Now, getting the model class with custom output classes i.e. in this case 1 output channel, since only one mask for portrait per image.<br />
`aux_loss` used to get pixelwise loss map w.r.t the ground truth values.

In [3]:
model1 = torchvision.models.segmentation.deeplabv3_resnet101(num_classes=1, aux_loss=True)

### Model Architecture

In [4]:
model1

DeepLabV3(
  (backbone): IntermediateLayerGetter(
    (conv1): Conv2d(3, 64, kernel_size=(7, 7), stride=(2, 2), padding=(3, 3), bias=False)
    (bn1): BatchNorm2d(64, eps=1e-05, momentum=0.1, affine=True, track_running_stats=True)
    (relu): ReLU(inplace=True)
    (maxpool): MaxPool2d(kernel_size=3, stride=2, padding=1, dilation=1, ceil_mode=False)
    (layer1): Sequential(
      (0): Bottleneck(
        (conv1): Conv2d(64, 64, kernel_size=(1, 1), stride=(1, 1), bias=False)
        (bn1): BatchNorm2d(64, eps=1e-05, momentum=0.1, affine=True, track_running_stats=True)
        (conv2): Conv2d(64, 64, kernel_size=(3, 3), stride=(1, 1), padding=(1, 1), bias=False)
        (bn2): BatchNorm2d(64, eps=1e-05, momentum=0.1, affine=True, track_running_stats=True)
        (conv3): Conv2d(64, 256, kernel_size=(1, 1), stride=(1, 1), bias=False)
        (bn3): BatchNorm2d(256, eps=1e-05, momentum=0.1, affine=True, track_running_stats=True)
        (relu): ReLU(inplace=True)
        (downsample): Se

### Pretrained Weights
Downloading the pretrained model weights from torchvision models.

In [5]:
model_dict = torchvision.models.segmentation.deeplabv3_resnet101(pretrained=True).state_dict()

Model weights type

In [6]:
model_dict['aux_classifier.4.weight'].dtype

torch.float32

There will be a weight mismatch between the pretrained weights and the custom DeepLabv3 instance in `model1`, since the final number of layers is different i.e. 21 and 1 respectively.

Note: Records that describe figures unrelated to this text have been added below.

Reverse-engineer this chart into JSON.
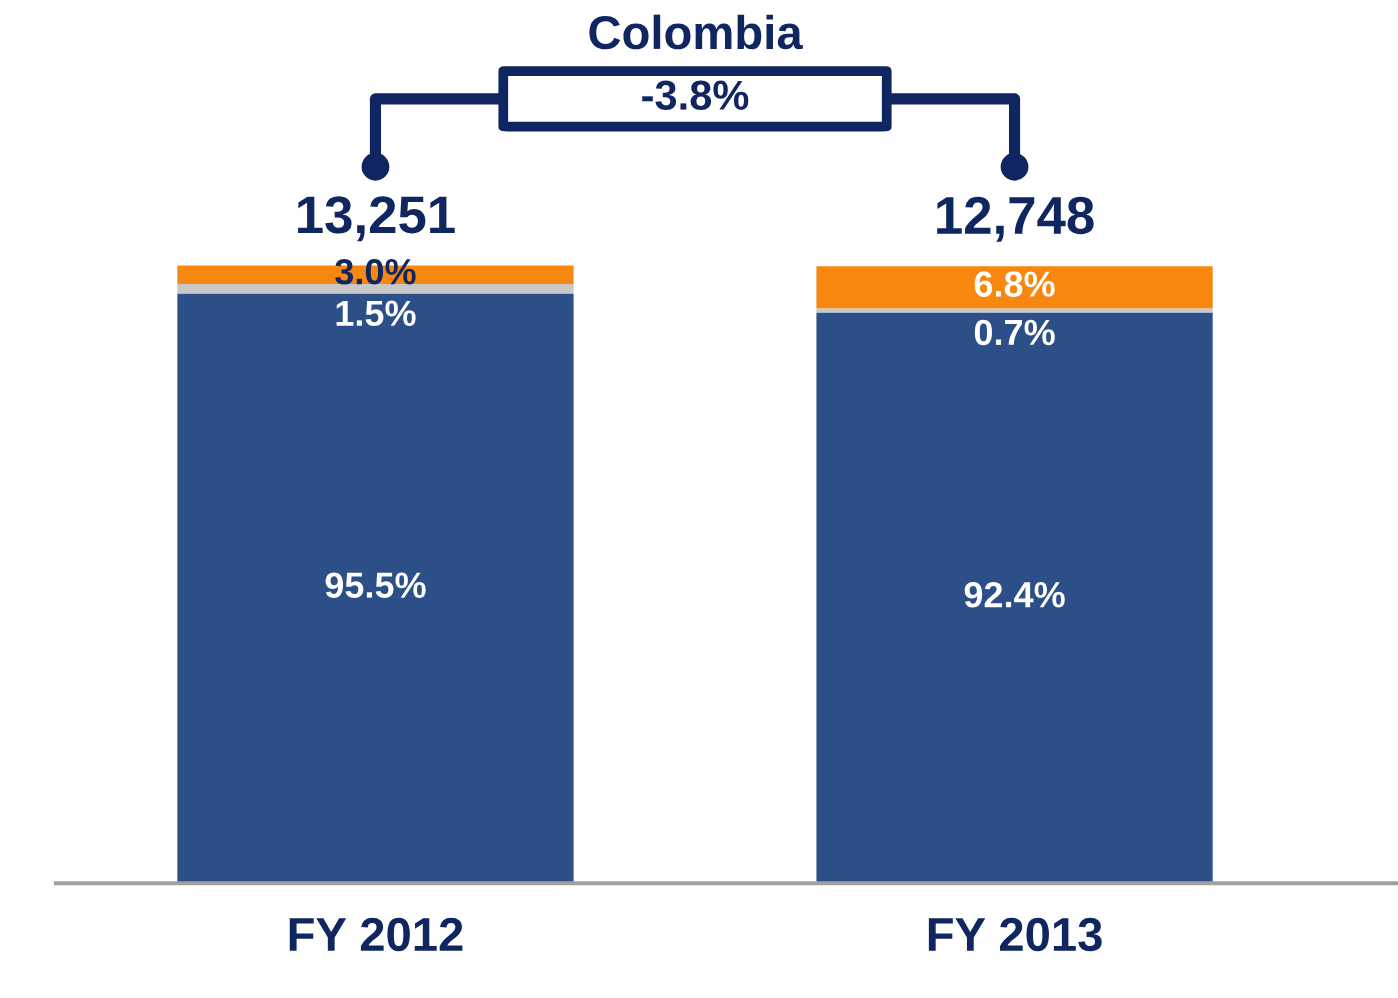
{
  "chart_data": {
    "type": "bar",
    "stacked": true,
    "categories": [
      "FY 2012",
      "FY 2013"
    ],
    "series": [
      {
        "color": "#2b4f86",
        "values": [
          95.5,
          92.4
        ],
        "value_labels": [
          "95.5%",
          "92.4%"
        ]
      },
      {
        "color": "#c8c8c8",
        "values": [
          1.5,
          0.7
        ],
        "value_labels": [
          "1.5%",
          "0.7%"
        ]
      },
      {
        "color": "#f7870f",
        "values": [
          3.0,
          6.8
        ],
        "value_labels": [
          "3.0%",
          "6.8%"
        ]
      }
    ],
    "annotations": [
      "Colombia",
      "-3.8%",
      "13,251",
      "12,748"
    ],
    "legend": false,
    "grid": false
  }
}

Hence, the weights and biases in the final conv layer i.e. `classifier.4` and `aux_classifier.4` need to be reshaped. 

In [7]:
model_dict['aux_classifier.4.weight'] = torch.rand([1, 256, 1, 1], dtype=torch.float32,device=device,requires_grad=True)
model_dict['aux_classifier.4.bias'] = torch.rand([1], dtype=torch.float32,device=device,requires_grad=True)

In [8]:
model_dict['classifier.4.weight'] = torch.rand([1, 256, 1, 1], dtype=torch.float32,device=device,requires_grad=True)
model_dict['classifier.4.bias'] = torch.rand([1], dtype=torch.float32,device=device,requires_grad=True)

In [9]:
model1.load_state_dict(model_dict)

<All keys matched successfully>

### Finalized Model

In [10]:
model1

DeepLabV3(
  (backbone): IntermediateLayerGetter(
    (conv1): Conv2d(3, 64, kernel_size=(7, 7), stride=(2, 2), padding=(3, 3), bias=False)
    (bn1): BatchNorm2d(64, eps=1e-05, momentum=0.1, affine=True, track_running_stats=True)
    (relu): ReLU(inplace=True)
    (maxpool): MaxPool2d(kernel_size=3, stride=2, padding=1, dilation=1, ceil_mode=False)
    (layer1): Sequential(
      (0): Bottleneck(
        (conv1): Conv2d(64, 64, kernel_size=(1, 1), stride=(1, 1), bias=False)
        (bn1): BatchNorm2d(64, eps=1e-05, momentum=0.1, affine=True, track_running_stats=True)
        (conv2): Conv2d(64, 64, kernel_size=(3, 3), stride=(1, 1), padding=(1, 1), bias=False)
        (bn2): BatchNorm2d(64, eps=1e-05, momentum=0.1, affine=True, track_running_stats=True)
        (conv3): Conv2d(64, 256, kernel_size=(1, 1), stride=(1, 1), bias=False)
        (bn3): BatchNorm2d(256, eps=1e-05, momentum=0.1, affine=True, track_running_stats=True)
        (relu): ReLU(inplace=True)
        (downsample): Se

The code in the above notebook has been executed in `src/training/models.py`.